Working with matched portions
Having seen a few regexp features that can match varying text, you'll learn how to extract and work with those matching portions in this chapter. First, you'll learn about the match
method and the resulting MatchData
object. Then you'll learn about scan
method and how capture groups affects scan
and split
methods. You'll also learn how to use global variables related to regexp.
match method
First up, the match
method which is similar to match?
method. Both these methods accept a regexp and an optional index to indicate the starting location. Furthermore, these methods treat a string argument as if it was a regexp all along (which is not the case with other string methods like sub
, split
, etc).

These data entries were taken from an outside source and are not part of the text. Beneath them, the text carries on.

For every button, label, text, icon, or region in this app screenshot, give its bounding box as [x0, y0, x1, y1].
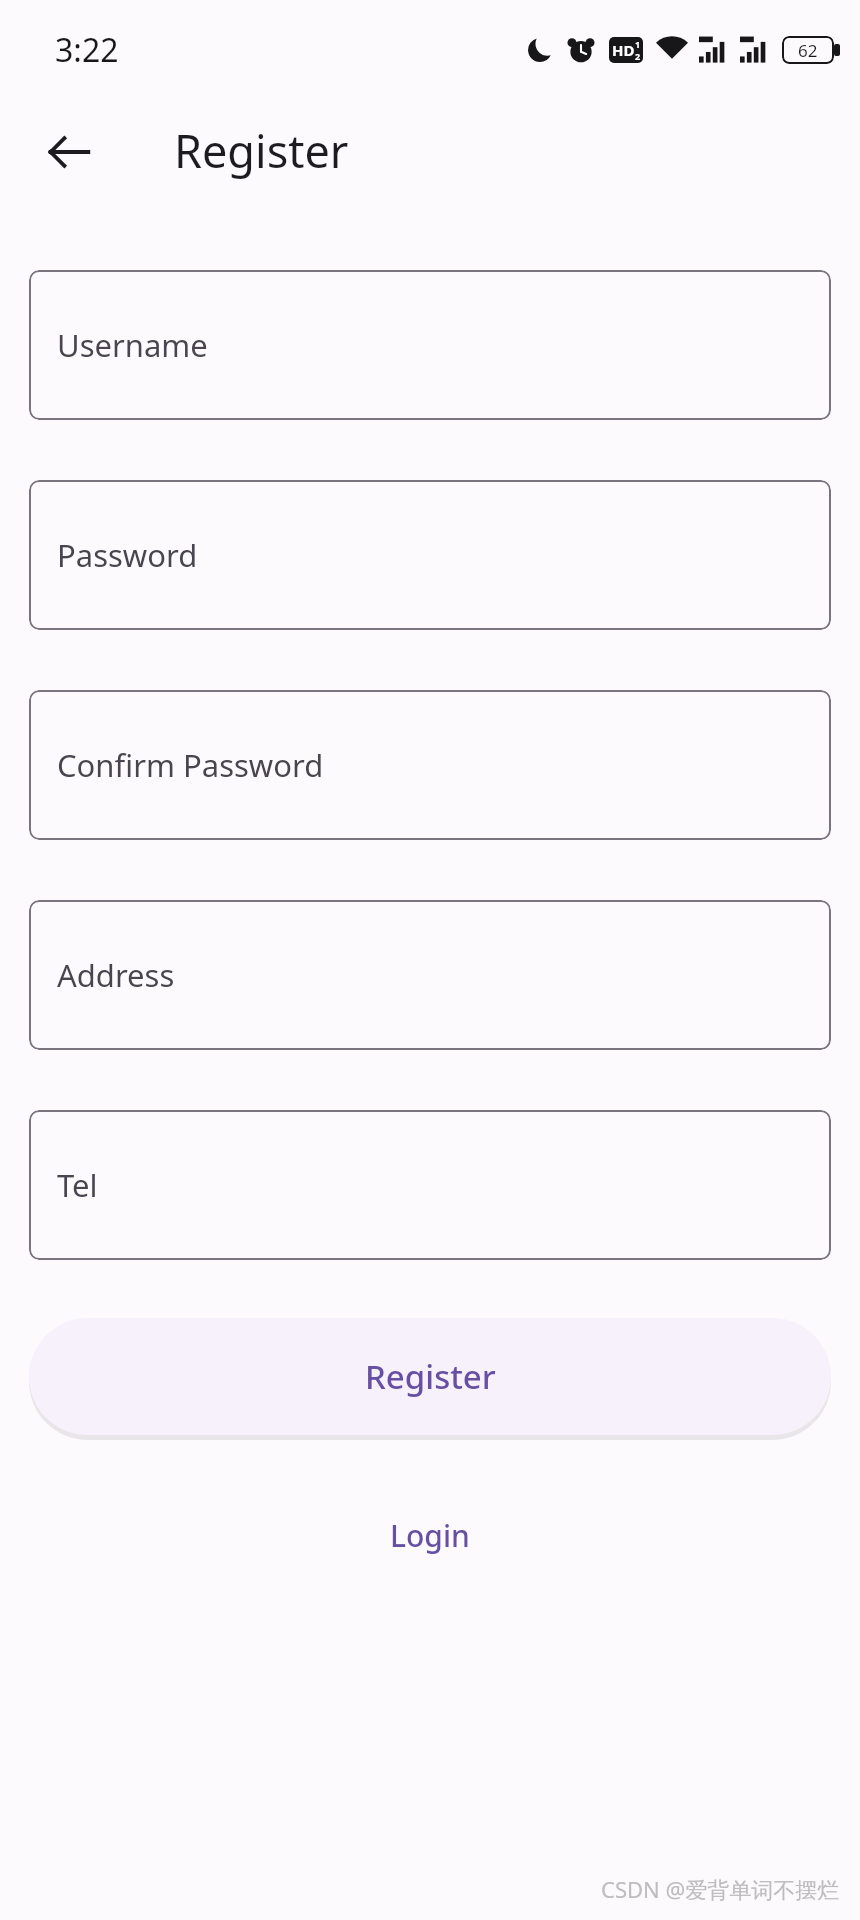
button[interactable]: Password: [29, 480, 831, 630]
staticText: CSDN @爱背单词不摆烂: [601, 1874, 840, 1904]
staticText: Confirm Password: [57, 744, 324, 786]
button[interactable]: Confirm Password: [29, 690, 831, 840]
staticText: Register: [365, 1354, 496, 1399]
button[interactable]: Login: [366, 1505, 494, 1566]
staticText: 2: [635, 50, 641, 62]
button[interactable]: Register: [29, 1318, 831, 1435]
button[interactable]: Username: [29, 270, 831, 420]
staticText: Register: [174, 120, 349, 181]
staticText: HD: [612, 40, 635, 60]
staticText: Tel: [57, 1164, 98, 1206]
staticText: Login: [390, 1515, 470, 1556]
button[interactable]: Tel: [29, 1110, 831, 1260]
staticText: 62: [798, 39, 818, 62]
staticText: Username: [57, 324, 208, 366]
staticText: 1: [635, 38, 641, 50]
staticText: 3:22: [55, 28, 119, 72]
button[interactable]: Back: [33, 116, 105, 188]
button[interactable]: Address: [29, 900, 831, 1050]
staticText: Password: [57, 534, 198, 576]
staticText: Address: [57, 954, 175, 996]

The match
method returns a MatchData
object from which various details can be extracted like the matched portion of string, location of matched portion, etc. nil
is returned if there's no match for the given regexp.

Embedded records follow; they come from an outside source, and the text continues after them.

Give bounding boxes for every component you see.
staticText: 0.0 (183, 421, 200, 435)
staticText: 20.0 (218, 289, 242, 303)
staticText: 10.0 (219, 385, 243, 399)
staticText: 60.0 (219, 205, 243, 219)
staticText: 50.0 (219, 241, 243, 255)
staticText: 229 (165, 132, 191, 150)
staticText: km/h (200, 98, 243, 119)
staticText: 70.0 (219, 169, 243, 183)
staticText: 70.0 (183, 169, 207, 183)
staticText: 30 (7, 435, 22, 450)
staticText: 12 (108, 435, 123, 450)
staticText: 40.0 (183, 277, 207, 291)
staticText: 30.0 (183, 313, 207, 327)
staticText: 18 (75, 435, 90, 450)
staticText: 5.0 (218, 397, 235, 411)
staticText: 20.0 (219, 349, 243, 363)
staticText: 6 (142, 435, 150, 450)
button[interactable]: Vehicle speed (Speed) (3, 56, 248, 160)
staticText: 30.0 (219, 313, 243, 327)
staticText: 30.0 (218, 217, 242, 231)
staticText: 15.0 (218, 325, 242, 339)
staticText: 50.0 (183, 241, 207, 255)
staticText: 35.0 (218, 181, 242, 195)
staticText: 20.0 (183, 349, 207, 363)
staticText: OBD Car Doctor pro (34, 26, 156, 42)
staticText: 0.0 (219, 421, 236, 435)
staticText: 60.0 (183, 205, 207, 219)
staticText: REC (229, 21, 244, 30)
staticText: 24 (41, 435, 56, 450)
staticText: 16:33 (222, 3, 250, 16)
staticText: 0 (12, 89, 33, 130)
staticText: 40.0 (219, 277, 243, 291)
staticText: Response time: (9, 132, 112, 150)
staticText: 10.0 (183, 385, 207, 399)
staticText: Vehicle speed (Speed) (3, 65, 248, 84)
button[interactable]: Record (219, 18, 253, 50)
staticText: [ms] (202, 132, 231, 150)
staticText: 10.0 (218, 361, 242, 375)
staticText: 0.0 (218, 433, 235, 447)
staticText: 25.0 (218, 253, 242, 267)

# only the first matching portion is considered
>> 'abc ac adc abbbc'.match(/ab*c/)
=> #<MatchData "abc">
# string argument is treated the same as a regexp
>> 'abc ac adc abbbc'.match('a.*d')
=> #<MatchData "abc ac ad">
# second argument specifies starting location to search for a match
>> 'abc ac adc abbbc'.match(/ab*c/, 7)
=> #<MatchData "abbbc">
The regexp grouping inside ()
is also known as a capture group. It has multiple uses, one of which is the ability to work with matched portions of those groups. When capture groups are used with match
method, they can be retrieved using array index slicing on the MatchData
object. The first element is always the entire matched portion and rest of the elements are for capture groups if they are present. The leftmost (
will get group number 1
, second leftmost (
will get group number 2
and so on.
# retrieving entire matched portion using [0] as index
>> 'abc ac adc abbbc'.match(/a.*d/)[0]
=> "abc ac ad"
# capture group example
>> m = 'abc ac adc abbbc'.match(/a(.*)d(.*a)/)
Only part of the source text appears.